Reagiert der Verletzer auf die Abmahnung nicht oder gibt er nur eine unzureichende Unterlassungserklärung ab, setzt er hiermit im Grundsatz die Veranlassung zur Klage (vgl. Herget, a.a.O., § 93 Rn. 6 unter „Wettbewerbsstreitigkeiten“).

 

Unter Berücksichtigung der vorgenannten Maßstäbe ist hinsichtlich der in der Klageerwiderung anerkannten Unterlassungsansprüche im vorgerichtlichen Verhalten der Beklagten keine Veranlassung zur Klageerhebung zu erkennen. Denn insoweit hatte die Beklagte den Unterlassungsanspruch bereits mit Schreiben vom 16.04.2018 in ihrer ersten Reaktion auf die Abmahnung anerkannt (vgl. BI. 59 ff. d.A.). Im Nachgang hierzu haben die Parteien die Korrespondenz im Wesentlichen nur noch über den bis zum Ende offen gebliebenen Streitpunkt hinsichtlich der lauterkeitsrechtlichen Zulässigkeit der Werbeangaben gern. Tenor zur Ziff. 1) geführt. Weder das Schreiben der Beklagten vom 16.04.2018 noch spätere Stellungnahmen haben zu erkennen gegeben, dass die Beklagte die Bereitschaft zur Abgabe einer Unterlassungserklärung an einen Verzicht der Klägers bezüglich der darüber hinaus abgemahnten Ansprüche knüpfen wollte.

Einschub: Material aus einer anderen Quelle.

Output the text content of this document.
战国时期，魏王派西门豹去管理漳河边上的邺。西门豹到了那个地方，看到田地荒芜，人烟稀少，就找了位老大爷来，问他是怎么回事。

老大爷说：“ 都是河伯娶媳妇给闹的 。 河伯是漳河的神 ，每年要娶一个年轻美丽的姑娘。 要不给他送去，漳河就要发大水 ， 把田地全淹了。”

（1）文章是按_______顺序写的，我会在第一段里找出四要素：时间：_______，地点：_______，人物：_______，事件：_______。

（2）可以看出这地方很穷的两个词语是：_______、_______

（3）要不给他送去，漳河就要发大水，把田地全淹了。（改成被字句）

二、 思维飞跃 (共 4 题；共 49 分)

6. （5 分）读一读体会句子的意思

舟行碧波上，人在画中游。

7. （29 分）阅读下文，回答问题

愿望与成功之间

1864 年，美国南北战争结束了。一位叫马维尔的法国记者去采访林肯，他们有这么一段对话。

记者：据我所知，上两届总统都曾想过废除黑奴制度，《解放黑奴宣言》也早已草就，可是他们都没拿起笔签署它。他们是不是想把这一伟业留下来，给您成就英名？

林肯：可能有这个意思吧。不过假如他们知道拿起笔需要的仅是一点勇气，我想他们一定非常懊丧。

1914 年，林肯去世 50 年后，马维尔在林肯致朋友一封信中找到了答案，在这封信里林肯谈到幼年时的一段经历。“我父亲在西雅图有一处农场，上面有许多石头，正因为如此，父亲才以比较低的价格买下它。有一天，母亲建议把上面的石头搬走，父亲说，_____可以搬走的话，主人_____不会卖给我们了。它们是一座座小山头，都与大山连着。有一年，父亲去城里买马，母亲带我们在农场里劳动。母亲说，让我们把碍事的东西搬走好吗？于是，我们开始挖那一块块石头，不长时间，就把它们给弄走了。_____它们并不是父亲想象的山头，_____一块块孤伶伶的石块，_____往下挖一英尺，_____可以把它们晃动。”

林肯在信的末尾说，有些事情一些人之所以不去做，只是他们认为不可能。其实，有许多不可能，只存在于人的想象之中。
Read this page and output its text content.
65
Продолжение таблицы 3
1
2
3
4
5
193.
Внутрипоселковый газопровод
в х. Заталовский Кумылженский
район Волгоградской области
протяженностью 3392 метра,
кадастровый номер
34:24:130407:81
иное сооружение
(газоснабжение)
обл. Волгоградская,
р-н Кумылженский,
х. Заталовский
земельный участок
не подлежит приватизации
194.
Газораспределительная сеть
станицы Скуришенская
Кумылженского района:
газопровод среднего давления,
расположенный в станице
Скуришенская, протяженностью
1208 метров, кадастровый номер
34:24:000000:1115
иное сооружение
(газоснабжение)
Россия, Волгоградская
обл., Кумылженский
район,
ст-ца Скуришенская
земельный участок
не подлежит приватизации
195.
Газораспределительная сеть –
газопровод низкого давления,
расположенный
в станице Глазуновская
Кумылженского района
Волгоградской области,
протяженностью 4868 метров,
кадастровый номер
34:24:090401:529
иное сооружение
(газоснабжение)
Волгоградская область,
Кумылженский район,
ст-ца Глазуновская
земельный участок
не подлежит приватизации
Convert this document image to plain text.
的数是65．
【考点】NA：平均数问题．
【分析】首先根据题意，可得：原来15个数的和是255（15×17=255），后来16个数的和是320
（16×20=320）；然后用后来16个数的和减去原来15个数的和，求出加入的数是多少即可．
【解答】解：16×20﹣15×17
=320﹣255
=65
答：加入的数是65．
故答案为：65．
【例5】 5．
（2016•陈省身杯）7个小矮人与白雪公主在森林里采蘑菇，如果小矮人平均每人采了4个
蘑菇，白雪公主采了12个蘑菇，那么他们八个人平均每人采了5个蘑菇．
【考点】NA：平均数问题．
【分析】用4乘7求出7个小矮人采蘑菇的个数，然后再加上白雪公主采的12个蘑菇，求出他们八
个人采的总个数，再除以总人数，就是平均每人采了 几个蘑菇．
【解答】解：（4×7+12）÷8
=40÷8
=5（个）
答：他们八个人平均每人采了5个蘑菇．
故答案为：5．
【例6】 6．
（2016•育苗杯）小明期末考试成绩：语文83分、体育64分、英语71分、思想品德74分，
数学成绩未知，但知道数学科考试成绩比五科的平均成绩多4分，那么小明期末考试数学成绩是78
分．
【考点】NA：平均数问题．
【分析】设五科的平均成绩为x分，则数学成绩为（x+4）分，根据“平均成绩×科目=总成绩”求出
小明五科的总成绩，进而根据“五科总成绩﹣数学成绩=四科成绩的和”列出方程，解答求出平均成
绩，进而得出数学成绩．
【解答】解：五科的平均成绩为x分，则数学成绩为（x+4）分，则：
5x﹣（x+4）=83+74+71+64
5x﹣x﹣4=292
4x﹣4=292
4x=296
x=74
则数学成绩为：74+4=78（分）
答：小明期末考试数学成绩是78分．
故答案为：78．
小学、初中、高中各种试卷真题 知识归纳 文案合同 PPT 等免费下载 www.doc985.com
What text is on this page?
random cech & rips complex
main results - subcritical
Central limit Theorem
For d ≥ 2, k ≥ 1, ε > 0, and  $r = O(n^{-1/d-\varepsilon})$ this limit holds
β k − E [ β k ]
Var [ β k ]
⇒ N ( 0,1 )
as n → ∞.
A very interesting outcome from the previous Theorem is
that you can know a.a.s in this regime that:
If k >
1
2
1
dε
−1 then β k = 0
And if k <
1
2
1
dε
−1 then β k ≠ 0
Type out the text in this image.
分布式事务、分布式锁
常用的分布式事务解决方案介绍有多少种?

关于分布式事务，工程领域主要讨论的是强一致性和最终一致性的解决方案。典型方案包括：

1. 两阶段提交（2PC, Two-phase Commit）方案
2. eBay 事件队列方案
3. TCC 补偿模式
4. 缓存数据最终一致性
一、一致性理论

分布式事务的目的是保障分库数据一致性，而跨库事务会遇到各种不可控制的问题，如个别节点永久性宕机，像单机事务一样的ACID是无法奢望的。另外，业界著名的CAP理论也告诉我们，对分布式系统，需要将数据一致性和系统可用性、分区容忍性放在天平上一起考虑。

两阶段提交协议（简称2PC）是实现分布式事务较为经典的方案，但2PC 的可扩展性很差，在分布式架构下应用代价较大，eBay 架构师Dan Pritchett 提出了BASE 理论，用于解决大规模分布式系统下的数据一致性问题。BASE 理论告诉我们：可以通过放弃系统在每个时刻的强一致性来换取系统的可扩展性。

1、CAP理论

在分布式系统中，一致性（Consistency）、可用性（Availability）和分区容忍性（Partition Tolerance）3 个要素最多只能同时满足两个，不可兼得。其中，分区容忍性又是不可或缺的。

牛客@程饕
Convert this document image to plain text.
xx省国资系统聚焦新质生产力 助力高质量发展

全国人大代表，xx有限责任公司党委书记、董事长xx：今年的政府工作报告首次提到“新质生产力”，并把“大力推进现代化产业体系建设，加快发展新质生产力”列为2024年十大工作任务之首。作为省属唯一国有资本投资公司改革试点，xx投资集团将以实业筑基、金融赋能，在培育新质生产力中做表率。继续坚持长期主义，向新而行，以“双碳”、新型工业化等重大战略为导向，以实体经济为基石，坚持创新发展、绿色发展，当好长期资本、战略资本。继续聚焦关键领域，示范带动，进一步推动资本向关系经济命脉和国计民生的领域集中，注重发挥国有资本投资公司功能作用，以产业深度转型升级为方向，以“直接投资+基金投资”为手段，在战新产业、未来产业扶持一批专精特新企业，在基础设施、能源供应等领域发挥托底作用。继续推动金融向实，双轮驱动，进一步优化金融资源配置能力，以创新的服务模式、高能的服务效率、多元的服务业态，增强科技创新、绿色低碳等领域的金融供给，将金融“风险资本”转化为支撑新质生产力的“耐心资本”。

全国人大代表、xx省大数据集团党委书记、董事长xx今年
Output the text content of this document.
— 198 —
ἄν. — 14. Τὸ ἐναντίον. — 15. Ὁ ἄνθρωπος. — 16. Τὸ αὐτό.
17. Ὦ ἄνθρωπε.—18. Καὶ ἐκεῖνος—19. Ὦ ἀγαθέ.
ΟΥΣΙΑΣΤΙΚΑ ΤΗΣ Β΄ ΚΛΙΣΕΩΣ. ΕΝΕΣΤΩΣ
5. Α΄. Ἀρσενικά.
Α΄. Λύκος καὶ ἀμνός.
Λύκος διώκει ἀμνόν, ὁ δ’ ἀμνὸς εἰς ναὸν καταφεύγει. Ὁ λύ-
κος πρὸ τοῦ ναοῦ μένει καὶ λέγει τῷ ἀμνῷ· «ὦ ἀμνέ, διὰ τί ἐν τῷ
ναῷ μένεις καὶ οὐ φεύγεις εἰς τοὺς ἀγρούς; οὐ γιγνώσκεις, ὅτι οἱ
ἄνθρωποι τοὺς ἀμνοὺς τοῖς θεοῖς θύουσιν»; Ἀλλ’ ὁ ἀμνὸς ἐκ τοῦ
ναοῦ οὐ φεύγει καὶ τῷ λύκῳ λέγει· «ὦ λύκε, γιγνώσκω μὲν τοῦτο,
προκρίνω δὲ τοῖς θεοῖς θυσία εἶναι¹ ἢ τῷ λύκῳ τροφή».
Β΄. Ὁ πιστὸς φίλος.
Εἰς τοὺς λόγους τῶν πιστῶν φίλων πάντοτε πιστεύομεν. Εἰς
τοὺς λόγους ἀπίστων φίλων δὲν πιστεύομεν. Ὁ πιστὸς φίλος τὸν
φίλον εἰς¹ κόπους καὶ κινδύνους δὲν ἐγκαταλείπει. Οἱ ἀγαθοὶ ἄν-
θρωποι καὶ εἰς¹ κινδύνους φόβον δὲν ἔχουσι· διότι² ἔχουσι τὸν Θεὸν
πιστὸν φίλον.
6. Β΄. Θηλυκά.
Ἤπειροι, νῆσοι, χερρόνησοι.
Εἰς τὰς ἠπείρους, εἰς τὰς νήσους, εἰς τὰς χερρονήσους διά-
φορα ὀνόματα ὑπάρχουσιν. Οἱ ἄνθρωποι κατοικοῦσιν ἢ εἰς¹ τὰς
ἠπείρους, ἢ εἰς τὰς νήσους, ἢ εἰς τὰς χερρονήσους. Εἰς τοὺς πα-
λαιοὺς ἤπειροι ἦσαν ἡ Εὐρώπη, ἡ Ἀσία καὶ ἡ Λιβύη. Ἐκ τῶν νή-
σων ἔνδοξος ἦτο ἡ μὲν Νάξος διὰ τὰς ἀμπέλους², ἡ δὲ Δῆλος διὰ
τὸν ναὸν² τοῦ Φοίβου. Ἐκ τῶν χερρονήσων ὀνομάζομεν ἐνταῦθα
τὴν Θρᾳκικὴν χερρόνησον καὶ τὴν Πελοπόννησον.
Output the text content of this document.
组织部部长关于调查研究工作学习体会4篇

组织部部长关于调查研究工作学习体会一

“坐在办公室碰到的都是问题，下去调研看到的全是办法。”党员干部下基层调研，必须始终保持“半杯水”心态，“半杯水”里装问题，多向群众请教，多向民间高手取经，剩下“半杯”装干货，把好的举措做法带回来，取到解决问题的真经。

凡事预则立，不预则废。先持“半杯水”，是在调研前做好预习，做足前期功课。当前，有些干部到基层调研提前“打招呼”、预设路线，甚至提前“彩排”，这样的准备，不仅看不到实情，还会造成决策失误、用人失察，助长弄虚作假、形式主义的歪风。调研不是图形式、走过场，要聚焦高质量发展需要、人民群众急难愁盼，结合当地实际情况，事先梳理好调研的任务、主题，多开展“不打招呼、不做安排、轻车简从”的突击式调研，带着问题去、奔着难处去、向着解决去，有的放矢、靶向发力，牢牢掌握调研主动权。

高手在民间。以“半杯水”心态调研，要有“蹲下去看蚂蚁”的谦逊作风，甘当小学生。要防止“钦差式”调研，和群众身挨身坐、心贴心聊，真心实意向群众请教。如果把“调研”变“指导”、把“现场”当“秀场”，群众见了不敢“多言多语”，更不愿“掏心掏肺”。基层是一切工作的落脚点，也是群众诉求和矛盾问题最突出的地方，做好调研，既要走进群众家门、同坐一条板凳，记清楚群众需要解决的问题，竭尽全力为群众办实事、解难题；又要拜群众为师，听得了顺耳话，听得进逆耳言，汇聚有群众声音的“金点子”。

Daher hätte die Klägerin nach Abbruch der mehrmonatigen Korrespondenz nochmals an die Beklagte zur Klärung herantreten müssen, wie diese hinsichtlich der Unterlassungsbegehren, für die von Beginn an Bereitschaft zur Klaglosstellung signalisiert worden war, zu verfahren beabsichtige. Hierfür genügte nicht die von der Klägerin angeführte Formulierung in seinem Schreiben vom 19.06.2018 (vgl. BI. 67/68 d.A.), wonach um eine „abschließende Stellungnahme“ gebeten wurde. Denn auch dieses Schreiben befasste sich lediglich mit den genannten zwei Streitpunkten („BIO“ bzw. „biokompatibel“. Die Beklagte musste demnach zwar damit rechnen, dass die Klägerin die diesbezüglichen Ansprüche hiernach im Klagewege verfolgen würde, wenn sie nicht zur Abgabe einer Unterlassungs- und Verpflichtungserklärung Bereitschaft zeigte, nicht aber, dass eine Klage auch auf die bereits zugestandenen Unterlassungsansprüche erstreckt werden würde. Ebenso wenig musste die Klägerin angesichts des von der Beklagten gezeigten Verhaltens davon ausgehen, dass sie die vom Teil-Anerkenntnisurteil vom 19.10.2018 erfassten Ansprüche nur im Klagewege würde durchsetzen können.